The site has remained unoccupied for the past 14 years because of environmental concerns due to the fuel tanks still on site. According to Mr Vanderbent, initial NSW EPA investigations revealed no significant soil or water contamination, with the tanks due to be removed this week and buildings demolished soon after.
"We took a punt on it. It could've been contaminated," he said. "But we were told by experts that this was a very low probability, and the first tests have come up clean.
"Most people we've spoken to are excited the old service station is finally going to go."
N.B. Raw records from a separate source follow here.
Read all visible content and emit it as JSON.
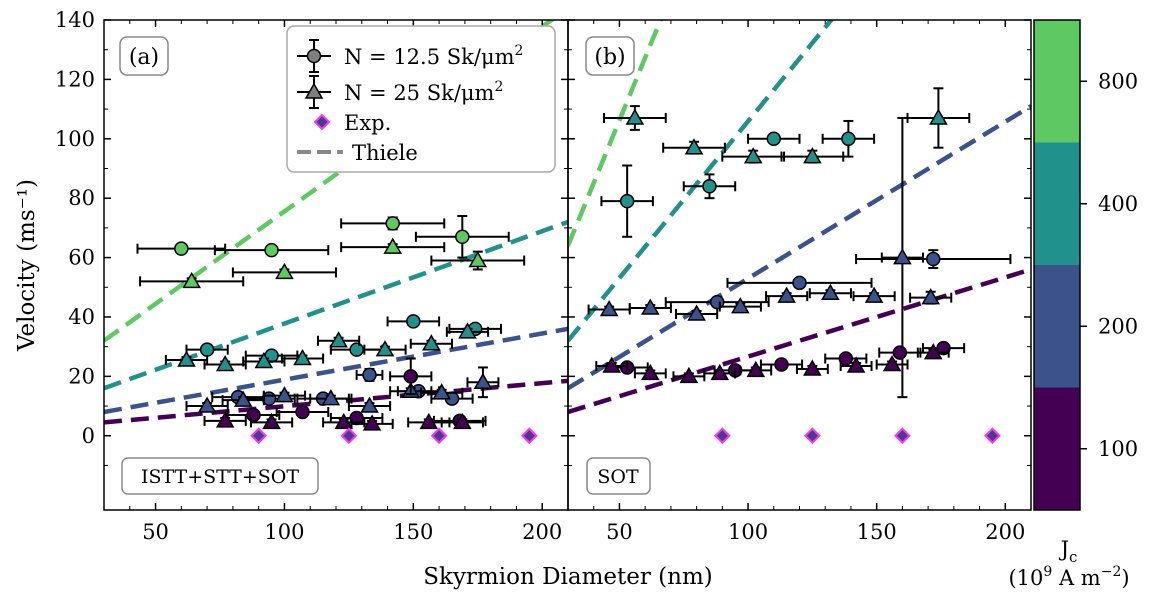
{
  "chart_data": [
    {
      "type": "scatter",
      "panel_label": "(a)",
      "method_label": "ISTT+STT+SOT",
      "xlabel": "Skyrmion Diameter (nm)",
      "ylabel": "Velocity (ms⁻¹)",
      "xlim": [
        30,
        210
      ],
      "ylim": [
        -25,
        140
      ],
      "xticks": [
        50,
        100,
        150,
        200
      ],
      "yticks": [
        0,
        20,
        40,
        60,
        80,
        100,
        120,
        140
      ],
      "legend": {
        "placement": "top-center",
        "entries": [
          {
            "marker": "circle",
            "text_main": "N = 12.5 Sk/μm",
            "text_sup": "2"
          },
          {
            "marker": "triangle",
            "text_main": "N = 25 Sk/μm",
            "text_sup": "2"
          },
          {
            "marker": "diamond",
            "text_main": "Exp.",
            "text_sup": ""
          },
          {
            "marker": "dashed-line",
            "text_main": "Thiele",
            "text_sup": ""
          }
        ]
      },
      "series": [
        {
          "name": "N = 12.5 Sk/μm²",
          "marker": "circle",
          "jc": 800,
          "x": [
            60,
            95,
            142,
            169
          ],
          "y": [
            63,
            62.5,
            71.5,
            67
          ],
          "xerr": [
            17,
            22,
            20,
            18
          ],
          "yerr": [
            1,
            1,
            2,
            7
          ]
        },
        {
          "name": "N = 25 Sk/μm²",
          "marker": "triangle",
          "jc": 800,
          "x": [
            64,
            100,
            142,
            175
          ],
          "y": [
            52,
            55,
            63.5,
            59
          ],
          "xerr": [
            20,
            20,
            20,
            18
          ],
          "yerr": [
            1,
            1,
            1,
            3
          ]
        },
        {
          "name": "N = 12.5 Sk/μm²",
          "marker": "circle",
          "jc": 400,
          "x": [
            70,
            95,
            128,
            150,
            174
          ],
          "y": [
            29,
            27,
            29,
            38.5,
            36
          ],
          "xerr": [
            8,
            10,
            10,
            10,
            10
          ],
          "yerr": [
            1,
            1,
            1,
            1,
            1
          ]
        },
        {
          "name": "N = 25 Sk/μm²",
          "marker": "triangle",
          "jc": 400,
          "x": [
            62,
            77,
            92,
            107,
            121,
            139,
            157,
            171
          ],
          "y": [
            25.5,
            24,
            25,
            26,
            32,
            29,
            31,
            35
          ],
          "xerr": [
            8,
            8,
            8,
            8,
            8,
            8,
            8,
            8
          ],
          "yerr": [
            1,
            1,
            1,
            1,
            1,
            1,
            1,
            1
          ]
        },
        {
          "name": "N = 12.5 Sk/μm²",
          "marker": "circle",
          "jc": 200,
          "x": [
            82,
            94,
            115,
            133,
            152,
            165
          ],
          "y": [
            13,
            12.5,
            12.5,
            20.5,
            15,
            12.5
          ],
          "xerr": [
            10,
            10,
            10,
            5,
            8,
            8
          ],
          "yerr": [
            1,
            1,
            1,
            2,
            1,
            1
          ]
        },
        {
          "name": "N = 25 Sk/μm²",
          "marker": "triangle",
          "jc": 200,
          "x": [
            70,
            84,
            100,
            118,
            133,
            149,
            161,
            177
          ],
          "y": [
            10,
            12,
            13.5,
            12.5,
            10,
            15,
            14.5,
            18
          ],
          "xerr": [
            8,
            8,
            8,
            8,
            8,
            8,
            8,
            6
          ],
          "yerr": [
            1,
            1,
            1,
            1,
            1,
            1,
            1,
            5
          ]
        },
        {
          "name": "N = 12.5 Sk/μm²",
          "marker": "circle",
          "jc": 100,
          "x": [
            88,
            107,
            128,
            149,
            168
          ],
          "y": [
            7,
            8,
            6,
            20,
            5
          ],
          "xerr": [
            10,
            10,
            10,
            8,
            10
          ],
          "yerr": [
            1,
            1,
            1,
            6,
            1
          ]
        },
        {
          "name": "N = 25 Sk/μm²",
          "marker": "triangle",
          "jc": 100,
          "x": [
            77,
            95,
            123,
            134,
            156,
            169
          ],
          "y": [
            5,
            4.5,
            4.5,
            4,
            4.5,
            4.5
          ],
          "xerr": [
            8,
            8,
            8,
            8,
            8,
            8
          ],
          "yerr": [
            1,
            1,
            1,
            1,
            1,
            1
          ]
        },
        {
          "name": "Exp.",
          "marker": "diamond",
          "x": [
            90,
            125,
            160,
            195
          ],
          "y": [
            0,
            0,
            0,
            0
          ]
        }
      ],
      "thiele": [
        {
          "jc": 100,
          "x0": 30,
          "y0": 4.5,
          "x1": 210,
          "y1": 18.5
        },
        {
          "jc": 200,
          "x0": 30,
          "y0": 8,
          "x1": 210,
          "y1": 36
        },
        {
          "jc": 400,
          "x0": 30,
          "y0": 16,
          "x1": 210,
          "y1": 72
        },
        {
          "jc": 800,
          "x0": 30,
          "y0": 32,
          "x1": 210,
          "y1": 144
        }
      ]
    },
    {
      "type": "scatter",
      "panel_label": "(b)",
      "method_label": "SOT",
      "xlabel": "Skyrmion Diameter (nm)",
      "xlim": [
        30,
        210
      ],
      "ylim": [
        -25,
        140
      ],
      "xticks": [
        50,
        100,
        150,
        200
      ],
      "series": [
        {
          "name": "N = 12.5 Sk/μm²",
          "marker": "circle",
          "jc": 800,
          "x": [],
          "y": []
        },
        {
          "name": "N = 12.5 Sk/μm²",
          "marker": "circle",
          "jc": 400,
          "x": [
            53,
            85,
            110,
            139
          ],
          "y": [
            79,
            84,
            100,
            100
          ],
          "xerr": [
            10,
            10,
            10,
            10
          ],
          "yerr": [
            12,
            4,
            1,
            6
          ]
        },
        {
          "name": "N = 25 Sk/μm²",
          "marker": "triangle",
          "jc": 400,
          "x": [
            56,
            79,
            102,
            125,
            174
          ],
          "y": [
            107,
            97,
            94,
            94,
            107
          ],
          "xerr": [
            12,
            12,
            12,
            12,
            12
          ],
          "yerr": [
            4,
            2,
            2,
            2,
            10
          ]
        },
        {
          "name": "N = 12.5 Sk/μm²",
          "marker": "circle",
          "jc": 200,
          "x": [
            88,
            120,
            172
          ],
          "y": [
            45,
            51.5,
            59.5
          ],
          "xerr": [
            20,
            28,
            30
          ],
          "yerr": [
            1,
            1,
            3
          ]
        },
        {
          "name": "N = 25 Sk/μm²",
          "marker": "triangle",
          "jc": 200,
          "x": [
            46,
            62,
            80,
            97,
            115,
            132,
            149,
            160,
            171
          ],
          "y": [
            42.5,
            43,
            41,
            43.5,
            47,
            48,
            47,
            60,
            46.5
          ],
          "xerr": [
            8,
            8,
            8,
            8,
            8,
            8,
            8,
            8,
            8
          ],
          "yerr": [
            1,
            1,
            1,
            1,
            1,
            1,
            1,
            47,
            2
          ]
        },
        {
          "name": "N = 12.5 Sk/μm²",
          "marker": "circle",
          "jc": 100,
          "x": [
            53,
            95,
            113,
            138,
            159,
            176
          ],
          "y": [
            23,
            22,
            24,
            26,
            28,
            29.5
          ],
          "xerr": [
            8,
            8,
            8,
            8,
            8,
            8
          ],
          "yerr": [
            1,
            1,
            1,
            1,
            1,
            1
          ]
        },
        {
          "name": "N = 25 Sk/μm²",
          "marker": "triangle",
          "jc": 100,
          "x": [
            47,
            62,
            77,
            89,
            103,
            125,
            142,
            156,
            172
          ],
          "y": [
            23.5,
            21,
            20,
            21,
            22,
            22.5,
            23.5,
            24,
            28
          ],
          "xerr": [
            6,
            6,
            6,
            6,
            6,
            6,
            6,
            6,
            6
          ],
          "yerr": [
            1,
            1,
            1,
            1,
            1,
            1,
            1,
            1,
            1
          ]
        },
        {
          "name": "Exp.",
          "marker": "diamond",
          "x": [
            90,
            125,
            160,
            195
          ],
          "y": [
            0,
            0,
            0,
            0
          ]
        }
      ],
      "thiele": [
        {
          "jc": 100,
          "x0": 30,
          "y0": 8,
          "x1": 210,
          "y1": 56
        },
        {
          "jc": 200,
          "x0": 30,
          "y0": 16,
          "x1": 210,
          "y1": 111
        },
        {
          "jc": 400,
          "x0": 30,
          "y0": 32,
          "x1": 210,
          "y1": 222
        },
        {
          "jc": 800,
          "x0": 30,
          "y0": 64,
          "x1": 210,
          "y1": 444
        }
      ]
    }
  ],
  "colorbar": {
    "title": "J",
    "title_sub": "c",
    "units_main": "(10",
    "units_exp": "9",
    "units_mid": " A m",
    "units_exp2": "−2",
    "units_end": ")",
    "levels": [
      {
        "label": "800",
        "color": "#5ec962"
      },
      {
        "label": "400",
        "color": "#21918c"
      },
      {
        "label": "200",
        "color": "#3b528b"
      },
      {
        "label": "100",
        "color": "#440154"
      }
    ]
  },
  "colors": {
    "jc_100": "#440154",
    "jc_200": "#3b528b",
    "jc_400": "#21918c",
    "jc_800": "#5ec962",
    "exp_fill": "#4b3b8c",
    "exp_edge": "#ff33ff",
    "thiele_legend": "#888888"
  }
}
The removal of several trees at the site two weeks ago angered some nearby residents and Clarence Valley Council received a number of related inquiries.However, environment, planning and community director Des Schroder confirmed the developer had not violated any development guidelines. "Council officers had inspected the site and all tree removals were allowable under the development control plan for the area," Mr Schroder said. Mr Vanderbent said initial discussions with council had been positive and praised the development processes it has in place. "The DMU (development management unit) process council has for checking concepts preliminary to lodging a DA is very helpful. It stops you making mistakes on your DA. "A development application is due to be presented to council early in the new year and at that time will be advertised for public comment." The Vanderbent family plan to retain a major share and are keen to involve the local community in both the building and investment phase.